Micotossine e residui colturali: la tolleranza é zero.
Per applicare al meglio le tecniche conservative non bisogna lasciare nulla al caso. Per azzerare il rischio di sviluppare micotossine, i residui colturali in campo vanno gestiti ed è fondamentale la rotazione colturale.

La direzione per il futuro dell’agricoltura italiana sembra essere segnata: le tecniche conservative, nei prossimi anni, subiranno un notevole incremento.
Nella logica della multifunzionalità e della sostenibilità ambientale si stima che almeno un milione di ettari di superficie agricola in Italia potrebbe essere immediatamente convertito all’agricoltura conservativa, peraltro senza bisogno di interventi strutturali importanti sugli assetti dei suoli.
Ne conseguirebbe un risparmio in termini energetici, idrici - il terreno seminato su sodo riduce l’evaporazione e dunque taglia la domanda di acqua - e di consumo del suolo, oltre a interessanti ricadute positive sulla redditività aziendale, dato che il risparmio di carburante è stimato anche al 70 per cento.

Non solo: i costi di produzione sono tagliati anche alla voce “lavoro”, visto che lavorando meno il terreno, si riduce sensibilmente anche il costo della manodopera. Ciliegina sulla torta, gli aiuti comunita:ri la PAC e i PSR premiano chi adotta queste pratiche.
In questo scenario sicuramente entusiasmante, però, ci sono delle (sacrosante) obiezioni.
Perché se è vero che il risparmio e l’ottimizzazione delle risorse ingolosisce gli imprenditori agricoli italiani, è altrettanto verificabile il timore che queste tecniche suscitano in loro.

In altre parole, gli agricoltori vorrebbero sì tagliare i costi delle lavorazioni, ma allo stesso tempo temono che un minor numero di passaggi - e in particolar modo l’assenza della erpicatura - possa far insorgere problemi pesanti, quali lo sviluppo massiccio di infestanti e di micotossine derivanti dalla presenza dei residui colturali sui terreni.
Poche regole, ma chiare
Tale timore è più che fondato: il problema delle micotossine è concreto, ma se adeguatamente affrontato, può essere certamente minimizzato e, addirittura, azzerato.
Come? Per prima cosa, se si decide di optare per minima lavorazione o semina su sodo, è d’obbligo dimenticare l’aratro e non calpestare il terreno.

Non solo. Un’altra strategia fondamentale, è quella di tenere il terreno sempre coperto, con l’aiuto delle cover crop, che crescono veloci e sono particolarmente competitive nei confronti delle malerbe.

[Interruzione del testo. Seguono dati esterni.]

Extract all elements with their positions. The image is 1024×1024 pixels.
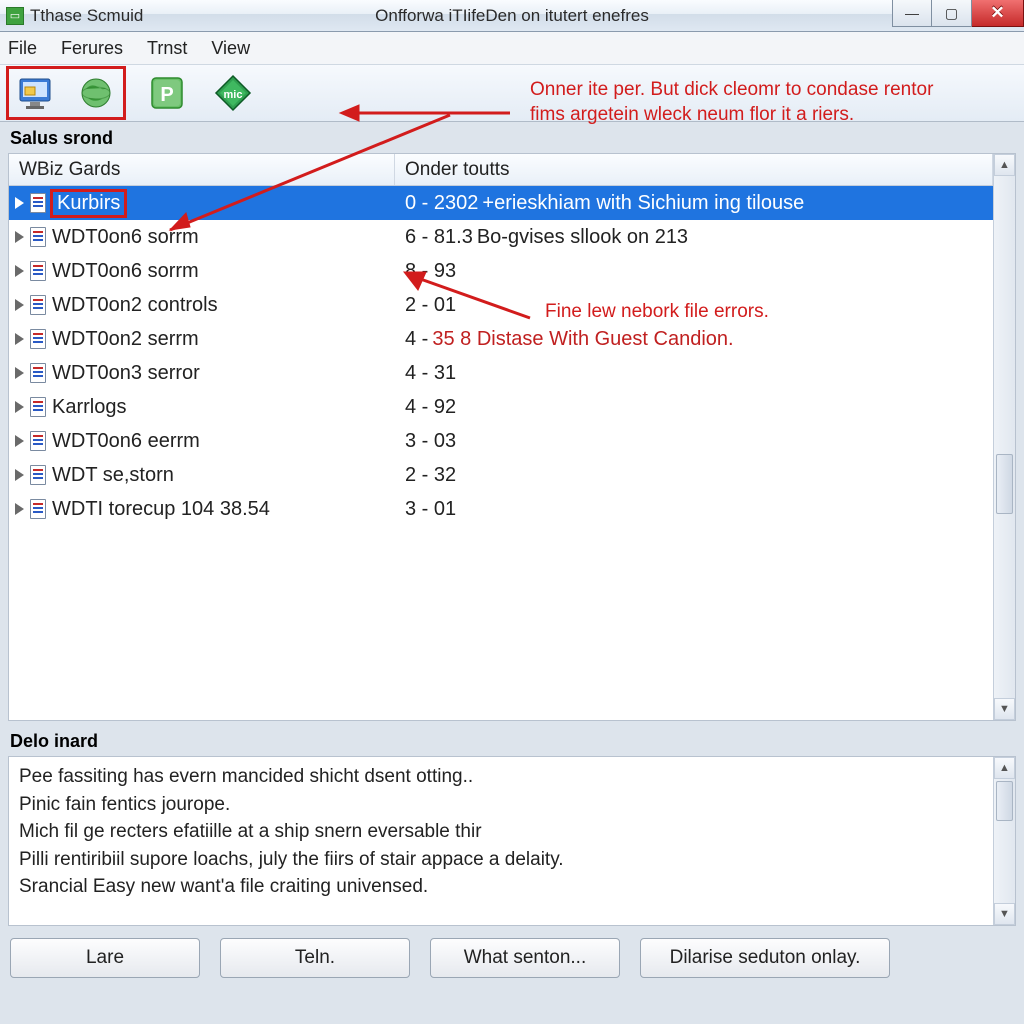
toolbar-group-highlighted [6, 66, 126, 120]
expand-icon[interactable] [15, 435, 24, 447]
column-header-2[interactable]: Onder toutts [395, 154, 993, 185]
row-name: WDT0on6 eerrm [52, 430, 200, 453]
annotation-arrow-3 [400, 268, 540, 328]
expand-icon[interactable] [15, 401, 24, 413]
row-name: WDT0on3 serror [52, 362, 200, 385]
menu-view[interactable]: View [211, 38, 250, 59]
detail-label: Delo inard [0, 721, 1024, 756]
svg-text:mic: mic [224, 89, 243, 101]
menu-ferures[interactable]: Ferures [61, 38, 123, 59]
expand-icon[interactable] [15, 197, 24, 209]
document-icon [30, 329, 46, 349]
expand-icon[interactable] [15, 231, 24, 243]
annotation-mid: Fine lew nebork file errors. [545, 300, 769, 325]
table-row[interactable]: WDT0on3 serror 4 - 31 [9, 356, 993, 390]
document-icon [30, 295, 46, 315]
row-value: 3 - 01 [405, 498, 456, 521]
row-value: 4 - 31 [405, 362, 456, 385]
row-name: WDT0on6 sorrm [52, 260, 199, 283]
button-bar: Lare Teln. What senton... Dilarise sedut… [0, 926, 1024, 978]
detail-line: Pee fassiting has evern mancided shicht … [19, 763, 983, 791]
list-scrollbar[interactable]: ▲ ▼ [993, 154, 1015, 720]
expand-icon[interactable] [15, 299, 24, 311]
detail-line: Mich fil ge recters efatiille at a ship … [19, 818, 983, 846]
expand-icon[interactable] [15, 333, 24, 345]
row-extra: Bo-gvises sllook on 213 [477, 226, 688, 249]
table-row[interactable]: Karrlogs 4 - 92 [9, 390, 993, 424]
row-name: Kurbirs [50, 189, 127, 218]
expand-icon[interactable] [15, 469, 24, 481]
expand-icon[interactable] [15, 367, 24, 379]
row-name: Karrlogs [52, 396, 126, 419]
row-value: 2 - 32 [405, 464, 456, 487]
app-title-left: Tthase Scmuid [30, 6, 143, 26]
document-icon [30, 431, 46, 451]
row-name: WDT0on2 serrm [52, 328, 199, 351]
scroll-up-icon[interactable]: ▲ [994, 154, 1015, 176]
expand-icon[interactable] [15, 265, 24, 277]
lare-button[interactable]: Lare [10, 938, 200, 978]
app-icon: ▭ [6, 7, 24, 25]
titlebar: ▭ Tthase Scmuid Onfforwa iTIifeDen on it… [0, 0, 1024, 32]
detail-scrollbar[interactable]: ▲ ▼ [993, 757, 1015, 925]
row-name: WDT se,storn [52, 464, 174, 487]
teln-button[interactable]: Teln. [220, 938, 410, 978]
detail-body: Pee fassiting has evern mancided shicht … [9, 757, 993, 925]
detail-pane: Pee fassiting has evern mancided shicht … [8, 756, 1016, 926]
scroll-down-icon[interactable]: ▼ [994, 698, 1015, 720]
scroll-down-icon[interactable]: ▼ [994, 903, 1015, 925]
row-extra: 35 8 Distase With Guest Candion. [432, 328, 733, 351]
maximize-button[interactable]: ▢ [932, 0, 972, 27]
table-row[interactable]: Kurbirs0 - 2302 +erieskhiam with Sichium… [9, 186, 993, 220]
document-icon [30, 397, 46, 417]
document-icon [30, 465, 46, 485]
row-value: 4 - 92 [405, 396, 456, 419]
close-icon: ✕ [990, 3, 1004, 23]
close-button[interactable]: ✕ [972, 0, 1024, 27]
scroll-thumb[interactable] [996, 454, 1013, 514]
annotation-arrow-2 [335, 100, 515, 126]
document-icon [30, 261, 46, 281]
row-value: 3 - 03 [405, 430, 456, 453]
table-row[interactable]: WDTI torecup 104 38.54 3 - 01 [9, 492, 993, 526]
row-name: WDT0on2 controls [52, 294, 218, 317]
table-row[interactable]: WDT0on6 eerrm 3 - 03 [9, 424, 993, 458]
column-headers: WBiz Gards Onder toutts [9, 154, 993, 186]
document-icon [30, 227, 46, 247]
window-buttons: ― ▢ ✕ [892, 0, 1024, 27]
detail-line: Srancial Easy new want'a file craiting u… [19, 873, 983, 901]
scroll-thumb[interactable] [996, 781, 1013, 821]
maximize-icon: ▢ [945, 5, 958, 22]
what-senton-button[interactable]: What senton... [430, 938, 620, 978]
annotation-arrow-1 [160, 105, 460, 245]
document-icon [30, 499, 46, 519]
row-name: WDTI torecup 104 38.54 [52, 498, 270, 521]
table-row[interactable]: WDT se,storn 2 - 32 [9, 458, 993, 492]
minimize-button[interactable]: ― [892, 0, 932, 27]
svg-text:P: P [160, 84, 173, 106]
monitor-icon[interactable] [11, 71, 61, 115]
expand-icon[interactable] [15, 503, 24, 515]
globe-icon[interactable] [71, 71, 121, 115]
minimize-icon: ― [905, 5, 919, 21]
document-icon [30, 363, 46, 383]
scroll-up-icon[interactable]: ▲ [994, 757, 1015, 779]
dilarise-button[interactable]: Dilarise seduton onlay. [640, 938, 890, 978]
annotation-top: Onner ite per. But dick cleomr to condas… [530, 78, 970, 127]
row-extra: +erieskhiam with Sichium ing tilouse [482, 192, 804, 215]
app-title-center: Onfforwa iTIifeDen on itutert enefres [375, 6, 649, 26]
menu-file[interactable]: File [8, 38, 37, 59]
detail-line: Pinic fain fentics jourope. [19, 791, 983, 819]
row-value: 4 - [405, 328, 428, 351]
rows-container: Kurbirs0 - 2302 +erieskhiam with Sichium… [9, 186, 993, 720]
document-icon [30, 193, 46, 213]
menubar: File Ferures Trnst View [0, 32, 1024, 64]
table-row[interactable]: WDT0on6 sorrm6 - 81.3 Bo-gvises sllook o… [9, 220, 993, 254]
detail-line: Pilli rentiribiil supore loachs, july th… [19, 846, 983, 874]
menu-trnst[interactable]: Trnst [147, 38, 187, 59]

In ultimo, non va mai persa di visa un’altra regola aurea delle buone pratiche agricole: no alla monocoltura, sì alla diversificazione colturale.
Residui in campo: da problema a opportunità
Rotazione colturale che, oltretutto, contrasta anche il problema dello sviluppo delle micotossine, in effetti possibile quando i residui colturali restano in campo.
Per non lasciare alcun dubbio, occorre fare una precisazione: è vero, anzi verissimo, che i residui colturali sui campi sono utili perché svolgono il lavoro che farebbe una pacciamatura e pertanto inibiscono le infestanti.

Ma, è altrettanto vero, che possono rappresentare una pericolosa fonte di inoculo di infezioni fungine. Per evitare che ciò accada, via libera all’applicazione di funghi antagonisti. Il resto lo farà la rotazione colturale, che non contemplando la monosuccessione cerealicola, minimizza l’eventuale trascinamento temporale dell’inoculo fungino.